Acho que sonhei com você e tentei encontrar seu corpo ao meu lado, sentir seu cheiro no travesseiro, talvez foi isso. E então, esses gestos, antes tão habituais e agora tão vazios, desencadearam a cascata de lembranças do tempo em que você era presente em minha vida. Mas será que sua presença era assim tão boa? Ou essas sessões de nostalgia tem fundamento apenas no meu universo particular? Será que éramos realmente um casal, ou apenas um par de amigos?

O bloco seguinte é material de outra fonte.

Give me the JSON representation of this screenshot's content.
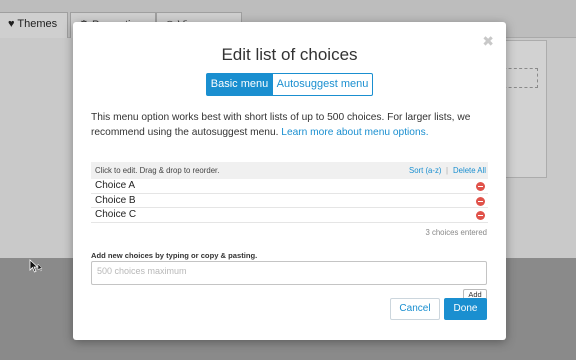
{
  "background": {
    "tabs": {
      "themes": "Themes",
      "properties": "Properties",
      "view": "View"
    }
  },
  "modal": {
    "title": "Edit list of choices",
    "close_icon": "close-icon",
    "tabs": {
      "basic": "Basic menu",
      "autosuggest": "Autosuggest menu",
      "active": "basic"
    },
    "description": "This menu option works best with short lists of up to 500 choices. For larger lists, we recommend using the autosuggest menu.",
    "learn_more": "Learn more about menu options.",
    "list_header": {
      "instructions": "Click to edit. Drag & drop to reorder.",
      "sort": "Sort (a-z)",
      "separator": "|",
      "delete_all": "Delete All"
    },
    "choices": [
      "Choice A",
      "Choice B",
      "Choice C"
    ],
    "choices_count": "3 choices entered",
    "add_label": "Add new choices by typing or copy & pasting.",
    "add_placeholder": "500 choices maximum",
    "add_button": "Add",
    "cancel_button": "Cancel",
    "done_button": "Done"
  },
  "colors": {
    "accent": "#1a8fd0",
    "delete": "#e0524a",
    "overlay": "#8f8f8f"
  }
}
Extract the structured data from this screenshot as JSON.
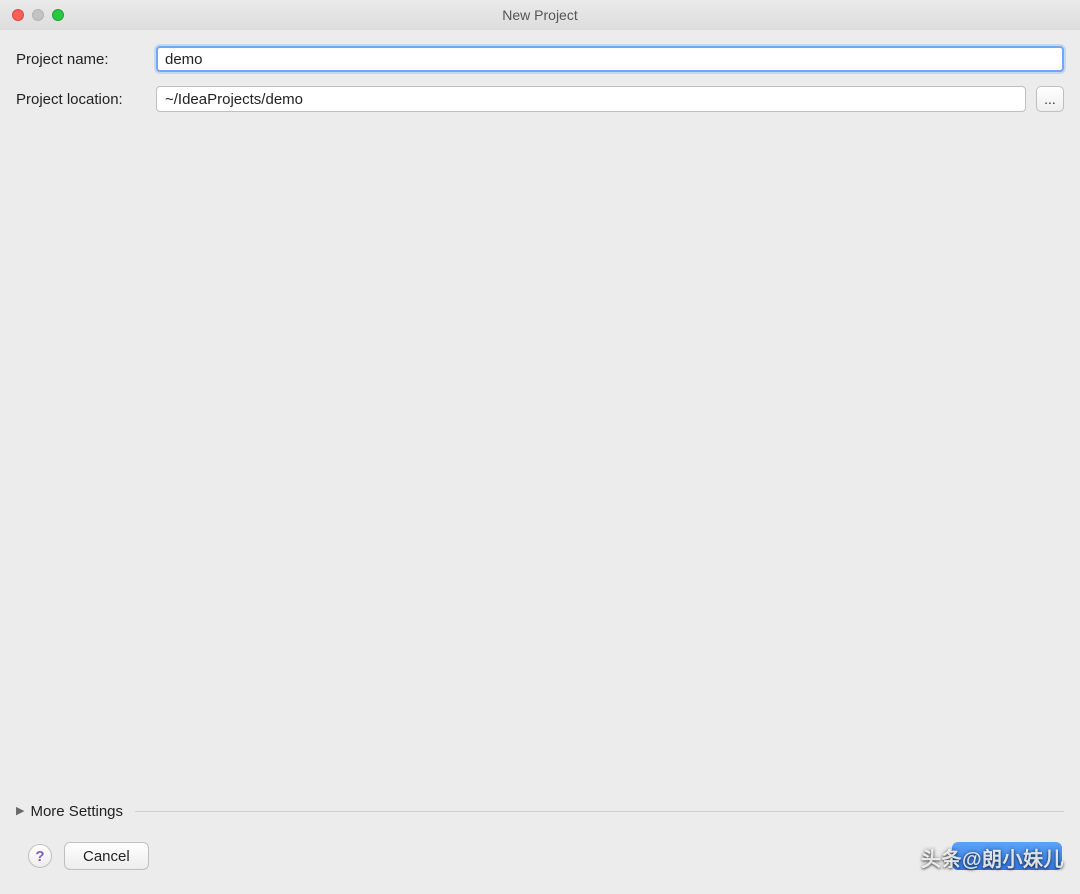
{
  "window": {
    "title": "New Project"
  },
  "form": {
    "project_name_label": "Project name:",
    "project_name_value": "demo",
    "project_location_label": "Project location:",
    "project_location_value": "~/IdeaProjects/demo",
    "browse_label": "..."
  },
  "more_settings": {
    "label": "More Settings"
  },
  "footer": {
    "help_label": "?",
    "cancel_label": "Cancel"
  },
  "watermark": "头条@朗小妹儿"
}
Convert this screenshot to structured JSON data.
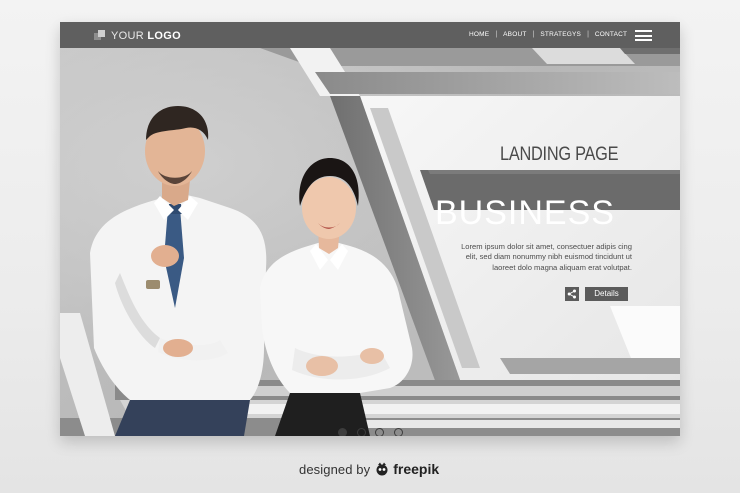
{
  "navbar": {
    "logo_light": "YOUR ",
    "logo_bold": "LOGO",
    "links": [
      {
        "label": "HOME"
      },
      {
        "label": "ABOUT"
      },
      {
        "label": "STRATEGYS"
      },
      {
        "label": "CONTACT"
      }
    ],
    "separator": "|"
  },
  "hero": {
    "subtitle": "LANDING PAGE",
    "title": "BUSINESS",
    "description_lines": [
      "Lorem ipsum dolor sit amet, consectuer adipis cing",
      "elit, sed diam nonummy nibh euismod tincidunt ut",
      "laoreet dolo magna aliquam erat volutpat."
    ],
    "details_label": "Details",
    "share_icon": "share-icon"
  },
  "slider": {
    "total": 4,
    "active_index": 0
  },
  "footer": {
    "designed_by": "designed by",
    "brand": "freepik"
  },
  "colors": {
    "navbar": "#5f5f5f",
    "accent_dark": "#5b5b5b",
    "title_white": "#ffffff",
    "text_gray": "#4d4d4d"
  }
}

Honestamente, não sei. Sei apenas que seu nome acordou nos meus lábios e, sem qualquer motivo, senti falta das suas palavras. Mas não adianta, nosso tempo passou, ou assim querem que seja. Se houve ou não um motivo divino de preservação universal apenas os deuses (se é que esses existem) saberão. Para mim basta lembrar, com carinho, dos dias que você viveu em minha vida.
Quero afogar-me em seus lábios
Beber de seus beijos e envolver
Minhas mãos em seus cabelos.
Movimentar-me no seu ritmo
Seguindo sua música doce
Sua voz em meus ouvidos
Suas mãos despindo-me
De todas as feridas
De minha alma.

Nossos corpos foram encaixados
No princípio de tudo e a dor é
Insuportável quando estamos
A uma distância maior que
Um sussurro de prazer.
Não quero mais, nunca
Esfriar-me de seu calor
E afastar-me tanto
De sua névoa.

Isabella

Onde está Isabella?
O que foi feito dela?
Está fechada em seu quarto
Olhando pela janela.

Onde está Isabella?
Vagando em suas lembranças,
Mendigando esperanças!
De seus sonhos sentinela.

Será que fugiu Isabella?
De sua realidade cruel,
Dos seus planos insanos,
Buscando a cura de sua mazela?

Não volte Isabella!

domingo, 21 de julho de 2013

Sonhos

Deixa-me apertar teu sono em minhas mãos
E moldar teus sonhos conturbados
Na argila clara de meu corpo.

Deixa-me derramar minha voz calma
Nas ondas do mar onírico e revolto
Que te envolve enquanto dormes.

E cantar-te cantigas de aventuras e amor,
Tecendo-te quadros na areia de Morfeu
E embalando-te em meus braços.

Deixa-me suspirar uma vez,
A última e então irei para
Sempre e longe de ti.

sábado, 20 de julho de 2013

Não há

Não há mistério que não mereça ser resolvido,
Não há dor que não mereça ser curada.
E não há lembrança, mesmo que devassa,
Que mereça ser esquecida ou apagada.

Não há ferida que não mereça ser fechada
Ou sonhos que não mereçam ser sonhados.
E não há luz que venha de quaisquer olhos
Que mereça ser tragicamente extinta.

Voando no limbo das ações passadas
E mesmo no das ações passivas imponentes,
Não há razão qualquer ou motivo distante
Que justifique, satisfatoriamente, existir

Uma paixão, mesmo que vã, que não mereça
Nem por um segundo, ser lembrada.
Ele tinha seus olhos quando era jovem, lembro-me bem da expressão, dos lábios apertados enquanto pensava seriamente sobre um assunto. Ele tinha seus cabelos rebeldes de qualquer jeito jogados ao lado do rosto, algumas vezes confuso. Ele tinha suas qualidades e seus defeitos provenientes da juventudo agitada e suas mãos, estranhamente grandes, porém graciosas, que envolviam minha cintura e desmontavam-me em sentimentos diversos.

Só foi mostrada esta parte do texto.